Deutsche Kurzbahnmeisterschaften in Berlin


Zwei Brander Staffeln, besetzt mit 5 Schwimmern, liefern in Berlin 2 Vereinsrekorde ab!!!

Viel zu früh, müde aber dennoch gut gelaunt starteten wir am Donnerstag, den 14.11. von Aachen nach Berlin. Die Zugfahrt war geprägt von tiefsinnigen Gesprächen und dem ein oder anderen Würfelspiel.

Pünktlich wie die Deutsche Bahn ist, kamen wir 45 Minuten zu spät in Berlin an – leider immer noch 15 Minuten zu früh, um einen Teil der Reisekosten zurückerstattet zu bekommen. Vom Bahnhof ging es – nach einem kurzen Zwischenstopp im Hotel – direkt in die Schwimmhalle zum Einschwimmen.
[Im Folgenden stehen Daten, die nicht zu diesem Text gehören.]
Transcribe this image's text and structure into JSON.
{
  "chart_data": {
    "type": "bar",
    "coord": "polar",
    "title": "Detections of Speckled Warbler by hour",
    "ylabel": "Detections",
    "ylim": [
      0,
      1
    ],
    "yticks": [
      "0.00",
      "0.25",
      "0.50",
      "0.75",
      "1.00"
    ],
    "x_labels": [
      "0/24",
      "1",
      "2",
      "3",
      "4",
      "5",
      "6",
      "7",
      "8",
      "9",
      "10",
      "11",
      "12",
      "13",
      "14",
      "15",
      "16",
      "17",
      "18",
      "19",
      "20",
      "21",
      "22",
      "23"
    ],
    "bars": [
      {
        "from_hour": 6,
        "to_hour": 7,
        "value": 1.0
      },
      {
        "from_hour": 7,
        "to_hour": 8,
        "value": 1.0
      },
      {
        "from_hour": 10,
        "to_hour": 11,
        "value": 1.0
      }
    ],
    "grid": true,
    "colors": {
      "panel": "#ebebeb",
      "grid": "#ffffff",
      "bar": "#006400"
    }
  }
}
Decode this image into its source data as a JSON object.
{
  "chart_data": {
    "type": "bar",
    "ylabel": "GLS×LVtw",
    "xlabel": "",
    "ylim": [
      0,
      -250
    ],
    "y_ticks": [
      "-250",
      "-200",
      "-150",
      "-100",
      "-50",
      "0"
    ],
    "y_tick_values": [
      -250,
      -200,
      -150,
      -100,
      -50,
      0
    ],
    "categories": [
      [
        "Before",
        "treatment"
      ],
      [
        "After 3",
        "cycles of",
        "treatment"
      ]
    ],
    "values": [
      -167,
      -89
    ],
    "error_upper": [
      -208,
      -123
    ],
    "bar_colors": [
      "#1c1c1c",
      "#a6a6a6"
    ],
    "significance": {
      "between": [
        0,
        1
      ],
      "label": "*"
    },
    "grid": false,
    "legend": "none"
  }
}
Man muss ja schließlich die Konkurrenz im Auge behalten und abschätzen, ob unsere Gegner in Anbetracht unserer herausragenden Form nicht schon vor Angst zittern (Tobi, Sascha und Timm trainieren schließlich seit einigen Jahren regelmäßig – NICHT).

Nachdem wir uns bei einem ersten Einschwimmen in der Halle gezeigt hatten und unser gutes Gefühl bestätigt wurde, gingen wir zufrieden und zuversichtlich zurück ins Hotel um uns zu stärken. Vorfreude und Nervosität waren das vorherrschende Thema.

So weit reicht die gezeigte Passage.